Estava lendo um livro, quando fui atingida por uma luz melancólica e difusa no canto dos olhos. Virei-me, atraída, quando vi uma oficina e vários homens trabalhando com uma grande lâmpada amarela no alto. Como estava no ônibus, a cena se passou rapidamente, fugiu aos olhos, mas não à mente. Ainda atingida pela impressão que a oficina havia deixado em mim, olhei para o lado, pela janela mais próxima, e notei que ficara extremamente sensível às cores que saltavam e dançavam à frente dos meus olhos.
Era uma sensação inédita. Qualquer lugar onde eu pousava os olhos era na cor mais forte que eu reparava; ao mesmo tempo reparava nos menores detalhes, detalhes estes que nunca haviam notado (mesmo tendo passado incontáveis vezes pelo mesmo lugar).
Naquele momento eu pertencia ao mundo e se mostrava para mim, quase se apresentando. Era a pura arte vivida, vívida, arte unificada, todas suas manifestações acontecendo ao mesmo tempo dentro de mim: o quadro pintado com pinceladas duras e frias que formava a paisagem de concreto, a música destoante e descompassada que pulsava na rua, a fotografia que saturava as cores e capturava detalhes arredios de muros e janelas, o teatro encenado pelos transeuntes e cachorros e balconistas e faxineiros...
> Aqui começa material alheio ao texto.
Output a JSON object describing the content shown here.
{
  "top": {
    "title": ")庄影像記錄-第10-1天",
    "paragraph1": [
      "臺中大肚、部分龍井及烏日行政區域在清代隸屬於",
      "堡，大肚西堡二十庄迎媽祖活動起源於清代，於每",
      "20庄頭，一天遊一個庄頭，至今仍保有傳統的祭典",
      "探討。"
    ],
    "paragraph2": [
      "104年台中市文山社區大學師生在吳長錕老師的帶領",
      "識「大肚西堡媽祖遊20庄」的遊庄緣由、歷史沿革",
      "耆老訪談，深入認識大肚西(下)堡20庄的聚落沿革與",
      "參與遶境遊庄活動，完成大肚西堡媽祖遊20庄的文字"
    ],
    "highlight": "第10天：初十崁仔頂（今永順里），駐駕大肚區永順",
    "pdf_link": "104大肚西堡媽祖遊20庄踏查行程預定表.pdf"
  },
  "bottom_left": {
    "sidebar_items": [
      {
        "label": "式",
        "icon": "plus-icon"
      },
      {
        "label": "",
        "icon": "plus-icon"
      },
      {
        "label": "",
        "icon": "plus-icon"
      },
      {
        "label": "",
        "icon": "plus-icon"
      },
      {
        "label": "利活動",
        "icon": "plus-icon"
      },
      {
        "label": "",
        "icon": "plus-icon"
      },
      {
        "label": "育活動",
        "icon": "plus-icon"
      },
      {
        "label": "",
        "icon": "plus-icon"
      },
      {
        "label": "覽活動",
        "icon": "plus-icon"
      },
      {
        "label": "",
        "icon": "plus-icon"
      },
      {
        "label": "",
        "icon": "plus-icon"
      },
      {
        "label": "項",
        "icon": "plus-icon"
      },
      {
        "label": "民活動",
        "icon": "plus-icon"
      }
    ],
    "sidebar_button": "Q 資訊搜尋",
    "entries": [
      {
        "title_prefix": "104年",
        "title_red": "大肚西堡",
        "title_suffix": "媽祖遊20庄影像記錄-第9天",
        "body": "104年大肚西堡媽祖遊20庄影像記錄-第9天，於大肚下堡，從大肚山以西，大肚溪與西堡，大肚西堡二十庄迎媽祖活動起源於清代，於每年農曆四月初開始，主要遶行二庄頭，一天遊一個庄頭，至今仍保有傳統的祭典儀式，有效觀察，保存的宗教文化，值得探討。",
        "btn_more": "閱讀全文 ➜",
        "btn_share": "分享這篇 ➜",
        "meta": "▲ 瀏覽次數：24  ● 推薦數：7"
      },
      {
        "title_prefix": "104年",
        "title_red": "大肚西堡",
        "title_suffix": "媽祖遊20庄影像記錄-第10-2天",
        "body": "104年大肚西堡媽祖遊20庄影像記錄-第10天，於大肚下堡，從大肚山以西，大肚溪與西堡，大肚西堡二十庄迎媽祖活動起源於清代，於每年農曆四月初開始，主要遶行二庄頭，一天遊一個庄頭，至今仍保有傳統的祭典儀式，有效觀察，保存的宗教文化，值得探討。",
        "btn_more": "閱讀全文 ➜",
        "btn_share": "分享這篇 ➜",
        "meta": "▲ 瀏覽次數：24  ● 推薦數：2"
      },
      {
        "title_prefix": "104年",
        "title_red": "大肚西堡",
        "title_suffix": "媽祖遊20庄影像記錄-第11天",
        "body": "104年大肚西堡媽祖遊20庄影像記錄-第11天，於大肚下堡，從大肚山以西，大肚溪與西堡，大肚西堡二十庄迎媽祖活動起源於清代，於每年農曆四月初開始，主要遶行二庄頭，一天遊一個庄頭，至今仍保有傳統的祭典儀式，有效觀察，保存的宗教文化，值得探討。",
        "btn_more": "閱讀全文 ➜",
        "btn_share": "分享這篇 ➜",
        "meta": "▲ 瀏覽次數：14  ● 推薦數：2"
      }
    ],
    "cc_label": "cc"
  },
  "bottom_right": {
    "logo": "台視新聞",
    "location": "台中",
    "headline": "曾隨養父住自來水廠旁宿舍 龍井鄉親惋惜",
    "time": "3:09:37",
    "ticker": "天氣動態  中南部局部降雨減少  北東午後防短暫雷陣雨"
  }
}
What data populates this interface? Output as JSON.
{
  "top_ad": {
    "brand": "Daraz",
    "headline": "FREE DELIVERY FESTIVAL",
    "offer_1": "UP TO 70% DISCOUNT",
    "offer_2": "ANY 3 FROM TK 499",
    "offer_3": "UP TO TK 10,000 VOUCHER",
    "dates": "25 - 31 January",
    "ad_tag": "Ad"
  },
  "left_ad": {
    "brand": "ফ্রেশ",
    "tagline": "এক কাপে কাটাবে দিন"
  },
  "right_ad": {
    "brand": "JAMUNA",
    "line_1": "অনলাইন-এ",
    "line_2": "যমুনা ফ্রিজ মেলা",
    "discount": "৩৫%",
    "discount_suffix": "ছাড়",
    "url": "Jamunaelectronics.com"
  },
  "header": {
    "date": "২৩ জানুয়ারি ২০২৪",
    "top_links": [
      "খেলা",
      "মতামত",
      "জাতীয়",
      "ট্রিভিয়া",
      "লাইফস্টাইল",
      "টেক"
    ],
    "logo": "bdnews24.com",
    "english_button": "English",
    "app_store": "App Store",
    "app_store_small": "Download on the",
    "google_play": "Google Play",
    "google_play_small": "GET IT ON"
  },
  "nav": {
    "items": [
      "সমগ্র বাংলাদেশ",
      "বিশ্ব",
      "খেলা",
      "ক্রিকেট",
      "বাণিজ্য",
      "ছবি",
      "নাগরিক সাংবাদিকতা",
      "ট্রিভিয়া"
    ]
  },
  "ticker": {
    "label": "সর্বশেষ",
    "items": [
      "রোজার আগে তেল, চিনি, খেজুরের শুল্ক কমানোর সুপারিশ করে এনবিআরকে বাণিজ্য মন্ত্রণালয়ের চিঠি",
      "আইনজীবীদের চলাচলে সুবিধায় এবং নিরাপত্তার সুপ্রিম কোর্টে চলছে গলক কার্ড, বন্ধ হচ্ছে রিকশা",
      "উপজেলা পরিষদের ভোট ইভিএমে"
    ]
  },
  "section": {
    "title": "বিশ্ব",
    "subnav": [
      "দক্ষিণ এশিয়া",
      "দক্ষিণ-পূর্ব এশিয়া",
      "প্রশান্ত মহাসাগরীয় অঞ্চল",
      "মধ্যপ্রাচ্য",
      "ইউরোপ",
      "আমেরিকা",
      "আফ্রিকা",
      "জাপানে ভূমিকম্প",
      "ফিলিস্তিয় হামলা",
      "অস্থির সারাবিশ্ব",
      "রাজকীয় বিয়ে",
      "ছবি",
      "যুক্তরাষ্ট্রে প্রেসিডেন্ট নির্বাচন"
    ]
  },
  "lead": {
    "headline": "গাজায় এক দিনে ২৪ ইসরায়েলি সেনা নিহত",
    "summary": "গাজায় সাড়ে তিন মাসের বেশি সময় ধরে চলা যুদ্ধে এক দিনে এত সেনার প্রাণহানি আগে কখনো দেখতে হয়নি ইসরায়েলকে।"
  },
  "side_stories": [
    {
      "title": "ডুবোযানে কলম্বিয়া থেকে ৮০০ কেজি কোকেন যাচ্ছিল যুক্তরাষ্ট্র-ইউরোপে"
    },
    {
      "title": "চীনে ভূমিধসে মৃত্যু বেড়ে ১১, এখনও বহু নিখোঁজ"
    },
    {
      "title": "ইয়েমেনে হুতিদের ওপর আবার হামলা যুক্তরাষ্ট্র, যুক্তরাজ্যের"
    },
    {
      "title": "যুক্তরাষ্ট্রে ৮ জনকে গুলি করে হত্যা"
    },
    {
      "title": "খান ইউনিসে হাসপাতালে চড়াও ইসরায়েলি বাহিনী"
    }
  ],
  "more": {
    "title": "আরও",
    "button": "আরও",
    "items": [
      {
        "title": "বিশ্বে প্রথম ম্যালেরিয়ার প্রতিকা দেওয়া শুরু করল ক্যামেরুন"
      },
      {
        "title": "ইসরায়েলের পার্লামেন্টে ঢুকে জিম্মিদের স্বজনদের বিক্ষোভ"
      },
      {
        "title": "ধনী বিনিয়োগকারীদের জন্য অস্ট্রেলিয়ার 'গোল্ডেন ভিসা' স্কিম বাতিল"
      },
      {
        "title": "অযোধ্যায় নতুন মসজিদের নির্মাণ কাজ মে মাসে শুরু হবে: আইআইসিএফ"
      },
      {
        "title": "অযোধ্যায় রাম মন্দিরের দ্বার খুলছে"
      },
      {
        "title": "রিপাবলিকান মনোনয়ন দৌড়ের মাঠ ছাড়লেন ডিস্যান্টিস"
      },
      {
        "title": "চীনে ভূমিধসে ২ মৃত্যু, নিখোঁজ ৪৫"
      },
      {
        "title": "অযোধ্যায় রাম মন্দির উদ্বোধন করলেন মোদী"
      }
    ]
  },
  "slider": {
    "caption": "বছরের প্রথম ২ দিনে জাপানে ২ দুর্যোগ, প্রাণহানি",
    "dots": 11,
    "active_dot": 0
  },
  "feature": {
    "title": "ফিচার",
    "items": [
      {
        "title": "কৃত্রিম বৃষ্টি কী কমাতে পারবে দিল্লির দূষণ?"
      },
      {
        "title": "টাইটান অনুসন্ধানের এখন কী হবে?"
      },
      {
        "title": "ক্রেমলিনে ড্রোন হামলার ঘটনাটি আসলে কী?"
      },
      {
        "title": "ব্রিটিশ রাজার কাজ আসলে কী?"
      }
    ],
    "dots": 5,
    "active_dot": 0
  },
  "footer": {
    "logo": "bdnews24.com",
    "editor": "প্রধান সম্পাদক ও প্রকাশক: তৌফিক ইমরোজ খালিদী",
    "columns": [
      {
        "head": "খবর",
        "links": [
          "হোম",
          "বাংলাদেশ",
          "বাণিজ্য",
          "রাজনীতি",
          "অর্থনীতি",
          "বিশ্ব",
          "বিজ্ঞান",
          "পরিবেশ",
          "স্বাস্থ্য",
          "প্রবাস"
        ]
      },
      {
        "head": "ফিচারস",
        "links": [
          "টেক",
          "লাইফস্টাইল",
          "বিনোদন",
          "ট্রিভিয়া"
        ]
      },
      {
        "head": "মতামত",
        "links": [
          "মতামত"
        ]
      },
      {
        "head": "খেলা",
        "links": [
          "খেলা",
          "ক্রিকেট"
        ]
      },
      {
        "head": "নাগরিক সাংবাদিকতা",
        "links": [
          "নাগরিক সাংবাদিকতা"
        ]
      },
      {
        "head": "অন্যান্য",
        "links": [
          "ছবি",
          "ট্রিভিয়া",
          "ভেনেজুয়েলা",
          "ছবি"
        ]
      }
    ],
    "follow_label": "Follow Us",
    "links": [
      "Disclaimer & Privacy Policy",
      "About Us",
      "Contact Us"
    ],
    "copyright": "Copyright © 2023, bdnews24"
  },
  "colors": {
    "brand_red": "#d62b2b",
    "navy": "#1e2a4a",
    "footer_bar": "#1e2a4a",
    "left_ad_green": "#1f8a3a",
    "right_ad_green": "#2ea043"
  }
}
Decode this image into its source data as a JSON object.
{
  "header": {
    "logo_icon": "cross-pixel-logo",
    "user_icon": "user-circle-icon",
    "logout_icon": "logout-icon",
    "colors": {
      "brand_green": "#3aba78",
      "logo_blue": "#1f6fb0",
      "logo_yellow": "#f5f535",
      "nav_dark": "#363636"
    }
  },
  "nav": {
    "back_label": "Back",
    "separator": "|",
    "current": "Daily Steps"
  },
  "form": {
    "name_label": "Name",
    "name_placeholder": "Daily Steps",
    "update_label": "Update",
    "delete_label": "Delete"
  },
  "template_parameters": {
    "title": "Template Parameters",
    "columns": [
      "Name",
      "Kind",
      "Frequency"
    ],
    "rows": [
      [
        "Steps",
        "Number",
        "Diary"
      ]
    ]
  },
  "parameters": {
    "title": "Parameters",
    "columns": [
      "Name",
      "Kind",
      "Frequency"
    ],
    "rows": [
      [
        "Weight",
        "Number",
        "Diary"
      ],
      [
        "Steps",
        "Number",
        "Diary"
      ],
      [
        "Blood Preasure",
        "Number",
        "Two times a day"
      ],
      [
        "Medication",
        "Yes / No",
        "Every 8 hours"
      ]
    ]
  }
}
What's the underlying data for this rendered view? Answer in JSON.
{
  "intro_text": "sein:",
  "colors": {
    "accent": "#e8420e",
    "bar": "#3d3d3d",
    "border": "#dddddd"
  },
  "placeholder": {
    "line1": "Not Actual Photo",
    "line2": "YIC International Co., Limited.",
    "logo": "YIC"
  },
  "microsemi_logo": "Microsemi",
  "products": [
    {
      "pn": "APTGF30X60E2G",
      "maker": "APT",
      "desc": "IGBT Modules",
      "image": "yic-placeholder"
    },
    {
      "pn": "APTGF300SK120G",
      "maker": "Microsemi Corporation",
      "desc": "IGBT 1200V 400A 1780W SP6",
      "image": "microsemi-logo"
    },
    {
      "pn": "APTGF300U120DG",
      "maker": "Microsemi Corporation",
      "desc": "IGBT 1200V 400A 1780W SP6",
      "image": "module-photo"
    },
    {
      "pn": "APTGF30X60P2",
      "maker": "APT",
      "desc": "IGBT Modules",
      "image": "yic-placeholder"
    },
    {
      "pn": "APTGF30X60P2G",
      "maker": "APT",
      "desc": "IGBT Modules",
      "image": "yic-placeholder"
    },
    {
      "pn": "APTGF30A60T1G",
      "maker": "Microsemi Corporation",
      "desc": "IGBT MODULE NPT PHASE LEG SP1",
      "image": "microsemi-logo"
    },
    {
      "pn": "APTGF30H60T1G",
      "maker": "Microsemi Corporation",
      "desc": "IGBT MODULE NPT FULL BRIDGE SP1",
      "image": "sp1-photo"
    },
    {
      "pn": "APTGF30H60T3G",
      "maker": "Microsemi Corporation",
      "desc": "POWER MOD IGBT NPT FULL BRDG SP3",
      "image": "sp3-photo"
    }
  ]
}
Subitamente, não me atraía mais pelas cores lindas e vivas ao meu redor, tudo era escuro durante o pálido pôr-do-sol. A avenida ficou cinza, preta, marrom; contornos fracos e disformes dominavam a cena. O rosto fundo de uma mulher com olhar perdido.
O prédio manchado e sua tinta descascada.
O jardim abandonado verde-escuro e suas flores sem cor.
Só o que via era uma cena lenta e sem alma...
O belo e o feio contrapondo-se, os dois lados da vida da cidade. Tudo o que eu via misturava-se: o que era belo tornou-se feio, o que era feio tornou-se belo.
Aquela oficina iluminada despertou-me para o mundo pulsante ao qual eu pertencia. E o mundo passou a pertencer a mim.